Written by Staff Writer at CNN From Esquire UK Written by Staff Writer at CNN From Esquire UK
Three weeks after a Brazilian GIRO team rider made international headlines, Izzet Atoyo Jr. is still inspiring disbelief in his homeland.
“I was left in no doubt that this was an isolated incident,” the Team Giro team leader was quoted as saying in the press. “I cannot understand why all the international media have jumped to this conclusion.”
Blogging for CNN over the weekend, fashion writer and aeronautical engineer Kevin Stark says that his friend, an ethnic African-Brazilian like Atoyo, is an ambassador for inclusion and self-determination “in a country that does not want to hear it.”
“This feels very much like a blip on the radar for the general Brazilian population,” he continues. “It’s not really relevant to their daily life. To the extent that (that Atoyo) remains an ambassador for inclusion and self-determination, I’m fine with that.”
Stark has just returned from Rio de Janeiro, where he covered the Virgin Galactic SpaceShipTwo’s test flight and caught some sun.

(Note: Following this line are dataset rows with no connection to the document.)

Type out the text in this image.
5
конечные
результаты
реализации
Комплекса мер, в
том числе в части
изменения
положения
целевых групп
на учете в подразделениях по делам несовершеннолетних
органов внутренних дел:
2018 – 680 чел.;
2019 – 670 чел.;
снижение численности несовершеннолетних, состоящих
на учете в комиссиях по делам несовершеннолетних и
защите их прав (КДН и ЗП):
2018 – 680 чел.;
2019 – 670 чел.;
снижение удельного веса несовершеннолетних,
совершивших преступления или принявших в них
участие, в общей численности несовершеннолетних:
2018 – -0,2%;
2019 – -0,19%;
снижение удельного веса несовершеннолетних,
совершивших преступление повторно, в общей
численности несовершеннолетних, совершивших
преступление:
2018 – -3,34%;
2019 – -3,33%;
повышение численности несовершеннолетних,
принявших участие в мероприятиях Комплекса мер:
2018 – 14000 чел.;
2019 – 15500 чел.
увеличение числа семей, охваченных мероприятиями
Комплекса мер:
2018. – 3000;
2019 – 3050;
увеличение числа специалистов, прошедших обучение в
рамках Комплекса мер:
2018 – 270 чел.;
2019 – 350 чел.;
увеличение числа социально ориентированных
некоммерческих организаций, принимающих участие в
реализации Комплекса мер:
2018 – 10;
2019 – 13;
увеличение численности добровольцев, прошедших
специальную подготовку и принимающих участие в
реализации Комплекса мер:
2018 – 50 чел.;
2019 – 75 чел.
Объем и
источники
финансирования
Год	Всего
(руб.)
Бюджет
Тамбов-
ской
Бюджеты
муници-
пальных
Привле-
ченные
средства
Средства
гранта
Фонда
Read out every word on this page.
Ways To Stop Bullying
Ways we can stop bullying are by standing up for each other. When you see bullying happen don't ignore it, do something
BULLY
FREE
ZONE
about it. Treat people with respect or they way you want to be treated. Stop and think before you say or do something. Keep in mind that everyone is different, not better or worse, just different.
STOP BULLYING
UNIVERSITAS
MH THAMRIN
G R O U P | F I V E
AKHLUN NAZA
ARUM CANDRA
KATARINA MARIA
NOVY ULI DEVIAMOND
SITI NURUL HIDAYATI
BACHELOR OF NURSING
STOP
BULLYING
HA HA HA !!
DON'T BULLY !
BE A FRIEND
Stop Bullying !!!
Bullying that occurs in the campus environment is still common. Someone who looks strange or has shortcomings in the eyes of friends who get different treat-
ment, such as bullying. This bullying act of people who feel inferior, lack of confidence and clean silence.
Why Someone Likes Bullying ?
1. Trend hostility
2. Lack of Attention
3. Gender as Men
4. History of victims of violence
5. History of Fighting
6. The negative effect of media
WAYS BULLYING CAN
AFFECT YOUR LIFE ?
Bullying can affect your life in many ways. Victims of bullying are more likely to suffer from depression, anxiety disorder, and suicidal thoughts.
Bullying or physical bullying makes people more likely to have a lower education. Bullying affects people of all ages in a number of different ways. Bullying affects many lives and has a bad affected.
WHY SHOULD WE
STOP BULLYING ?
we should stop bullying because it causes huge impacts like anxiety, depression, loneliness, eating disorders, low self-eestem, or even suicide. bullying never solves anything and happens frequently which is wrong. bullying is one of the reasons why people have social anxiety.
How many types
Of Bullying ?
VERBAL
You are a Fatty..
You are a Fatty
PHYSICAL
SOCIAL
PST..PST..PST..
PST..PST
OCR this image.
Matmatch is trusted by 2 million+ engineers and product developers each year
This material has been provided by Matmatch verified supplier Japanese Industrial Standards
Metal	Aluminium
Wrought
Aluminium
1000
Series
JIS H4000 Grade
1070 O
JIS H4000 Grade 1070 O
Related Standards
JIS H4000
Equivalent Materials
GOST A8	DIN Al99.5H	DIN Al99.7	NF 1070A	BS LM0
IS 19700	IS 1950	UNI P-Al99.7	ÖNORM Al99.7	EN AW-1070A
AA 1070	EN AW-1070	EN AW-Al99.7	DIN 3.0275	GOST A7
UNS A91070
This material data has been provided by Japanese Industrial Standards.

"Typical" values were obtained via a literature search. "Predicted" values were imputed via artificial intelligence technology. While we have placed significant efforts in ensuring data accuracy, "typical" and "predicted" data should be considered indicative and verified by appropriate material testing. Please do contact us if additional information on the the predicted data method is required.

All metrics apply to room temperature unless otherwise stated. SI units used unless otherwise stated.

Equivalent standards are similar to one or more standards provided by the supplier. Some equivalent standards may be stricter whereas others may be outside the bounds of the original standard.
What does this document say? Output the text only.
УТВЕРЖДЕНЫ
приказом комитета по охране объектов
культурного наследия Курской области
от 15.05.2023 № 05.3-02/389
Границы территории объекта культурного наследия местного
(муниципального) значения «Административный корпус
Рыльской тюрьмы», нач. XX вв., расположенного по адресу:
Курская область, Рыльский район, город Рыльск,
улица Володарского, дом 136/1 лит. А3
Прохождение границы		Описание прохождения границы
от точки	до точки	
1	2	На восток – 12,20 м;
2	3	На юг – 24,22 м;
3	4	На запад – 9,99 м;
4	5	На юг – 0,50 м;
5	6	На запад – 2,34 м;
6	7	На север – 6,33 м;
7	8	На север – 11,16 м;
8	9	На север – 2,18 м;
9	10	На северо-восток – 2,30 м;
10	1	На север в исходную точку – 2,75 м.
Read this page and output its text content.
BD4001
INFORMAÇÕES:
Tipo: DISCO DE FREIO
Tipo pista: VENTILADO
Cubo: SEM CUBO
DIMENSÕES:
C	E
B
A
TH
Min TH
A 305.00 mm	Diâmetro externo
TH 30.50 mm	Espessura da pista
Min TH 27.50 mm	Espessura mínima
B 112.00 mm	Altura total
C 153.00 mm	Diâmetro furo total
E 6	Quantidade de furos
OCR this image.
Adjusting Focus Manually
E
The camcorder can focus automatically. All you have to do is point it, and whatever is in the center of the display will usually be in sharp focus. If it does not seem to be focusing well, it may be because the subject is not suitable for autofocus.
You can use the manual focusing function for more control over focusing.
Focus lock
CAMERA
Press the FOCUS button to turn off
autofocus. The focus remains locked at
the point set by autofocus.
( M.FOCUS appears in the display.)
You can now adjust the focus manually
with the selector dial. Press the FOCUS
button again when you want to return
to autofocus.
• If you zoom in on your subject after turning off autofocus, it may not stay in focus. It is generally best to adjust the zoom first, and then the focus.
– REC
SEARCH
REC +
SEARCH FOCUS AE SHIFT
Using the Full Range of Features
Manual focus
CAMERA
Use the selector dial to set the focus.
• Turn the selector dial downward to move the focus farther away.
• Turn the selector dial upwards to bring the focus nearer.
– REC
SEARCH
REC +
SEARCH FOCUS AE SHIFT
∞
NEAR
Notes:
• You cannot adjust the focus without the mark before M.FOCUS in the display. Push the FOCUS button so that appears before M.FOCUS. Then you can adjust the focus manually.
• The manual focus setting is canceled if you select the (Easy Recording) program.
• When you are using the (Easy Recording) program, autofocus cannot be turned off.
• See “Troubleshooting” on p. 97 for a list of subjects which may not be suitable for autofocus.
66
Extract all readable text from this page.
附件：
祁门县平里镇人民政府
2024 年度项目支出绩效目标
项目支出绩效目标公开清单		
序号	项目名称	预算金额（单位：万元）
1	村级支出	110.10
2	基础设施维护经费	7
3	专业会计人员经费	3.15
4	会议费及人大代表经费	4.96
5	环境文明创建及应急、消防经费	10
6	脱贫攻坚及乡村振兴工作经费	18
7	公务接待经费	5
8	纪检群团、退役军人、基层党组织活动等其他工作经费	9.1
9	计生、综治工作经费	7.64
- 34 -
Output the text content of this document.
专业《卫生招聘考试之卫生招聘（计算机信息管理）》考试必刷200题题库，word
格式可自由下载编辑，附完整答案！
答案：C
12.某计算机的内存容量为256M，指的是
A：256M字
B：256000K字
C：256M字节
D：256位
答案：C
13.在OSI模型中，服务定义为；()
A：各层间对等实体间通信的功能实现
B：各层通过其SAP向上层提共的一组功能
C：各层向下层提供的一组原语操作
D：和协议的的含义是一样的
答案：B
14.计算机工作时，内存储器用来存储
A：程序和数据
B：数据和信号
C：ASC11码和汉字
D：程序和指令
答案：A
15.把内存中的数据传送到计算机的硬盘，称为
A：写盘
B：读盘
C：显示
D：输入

An Olympics less spectacular
In the 2016 Rio Olympics, the media were quick to suggest the city’s food, architecture and general spirit was lost on the international press corps. One writer compared the city to a “South American Los Angeles.”
Stark says that the 2008 Beijing Games were a similarly gloomy experience.
“The idea of the Chinese national team is very different,” he says. “It doesn’t feel as imposing and as fearful as the Chinese might make you feel. The Chinese use the Olympics to project an image of themselves in the world as an aggressive, dominant power. So when they do things like their soccer player Zhang Jilong steps on a hole in the pitch to play against Italy, it’s seen as a belligerent and humiliating act of disrespect. He didn’t do it to pick at some flesh. He did it because that’s how the Chinese think.”
Nowadays, Asiana Airlines is planning to offer free trips to survivors of last year’s AirAsia crash in the South China Sea. Photographer N. V. Lolo writes about how elite bodies have become increasingly untrustworthy and critical of activities that seem quintessentially modern.
Fashion designer Jose Carlos Moschetto reflects on the ever-changing art of sportswear; funny man Will Fordjour looks back at a dystopian hangout in his hometown; literary critic Dina Dubicka looks at the political, social and psychological underpinnings of sexual pleasure; and Australian art historian Erin McCarthy describes how the Berlin street artists iColor and Against All Odds have become multi-disciplinary masters.
Meanwhile, after nine years of tepid endorsement and incessant construction, Dubai’s Barwa Mall is reopening this month. Originally designed as a giant shopping mall of the future in the Emirate, the project was dogged by rising costs and projects in India, China and elsewhere came along to eat its lunch. CNN’s Arwa Damon takes a tour of the public building and its uncertain future.